For “safety reasons” the maximum length is 90cm and the diameter must not exceed 8cm.
A monk blesses each device, praying for a safe and long flight, then one by one the teams are called to the 10m-high bamboo firing rig.
The rocket is laid in position, the trajectory carefully adjusted. The team captain takes a drag from a cigarette then uses it to light the fuse, before clambering down the bamboo rungs as the rocket lifts off with a deafening roar.
They can land up to 7 or 8km away, creating craters 1.5m deep in the fields.
A team of “linesmen” note the landing positions so they can later be collected.

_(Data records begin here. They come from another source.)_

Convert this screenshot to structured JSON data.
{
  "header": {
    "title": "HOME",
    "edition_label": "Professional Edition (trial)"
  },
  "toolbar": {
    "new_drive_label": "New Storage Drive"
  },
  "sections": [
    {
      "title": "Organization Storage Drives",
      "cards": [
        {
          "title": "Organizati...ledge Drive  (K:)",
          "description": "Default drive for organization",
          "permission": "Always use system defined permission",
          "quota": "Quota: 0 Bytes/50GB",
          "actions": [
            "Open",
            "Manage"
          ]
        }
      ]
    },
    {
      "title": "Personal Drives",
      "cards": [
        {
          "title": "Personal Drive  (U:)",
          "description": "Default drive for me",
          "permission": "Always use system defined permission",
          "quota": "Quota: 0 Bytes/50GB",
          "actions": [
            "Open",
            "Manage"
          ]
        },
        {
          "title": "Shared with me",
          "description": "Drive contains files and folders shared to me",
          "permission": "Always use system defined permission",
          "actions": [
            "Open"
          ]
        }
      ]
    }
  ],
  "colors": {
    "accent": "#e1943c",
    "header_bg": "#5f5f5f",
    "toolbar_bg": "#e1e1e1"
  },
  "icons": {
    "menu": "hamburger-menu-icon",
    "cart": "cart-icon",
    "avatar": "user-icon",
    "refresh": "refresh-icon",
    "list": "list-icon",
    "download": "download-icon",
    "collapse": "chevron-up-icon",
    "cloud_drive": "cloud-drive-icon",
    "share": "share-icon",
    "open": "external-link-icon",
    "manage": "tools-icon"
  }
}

Accidents are rare, Rike Kham said.
Aside from an unlucky water buffalo hit in 2016, nobody has been hurt since two people died 10 years ago after “badly mixing the gunpowder.”
The whole village celebrates a good flight — they after all clubbed together to fund the rockets that cost about US$170 each.
Judged by distance, the villages behind the top three placed rockets each take a share of the pooled entry fees.
With 75 rockets in this year’s competition, the prize money amounted to about US$4,000 — enough to upgrade a road, build a bridge or connect more homes to the electricity grid.
One group of women is challenging the traditionally testosterone-driven festivities.
They dance into the village for the second year holding high their own rocket, albeit full of donation money rather than gunpowder, but next year they are to take part with “real rockets,” Mhoe Phar Ohon Ye, 67, said smiling, adding that women from other villages are following their lead.
As the sun sets and the rockets fall silent, the next generation is in training.
Groups of boys set off fireworks to squeals of delight and fire toy guns into the air in celebration.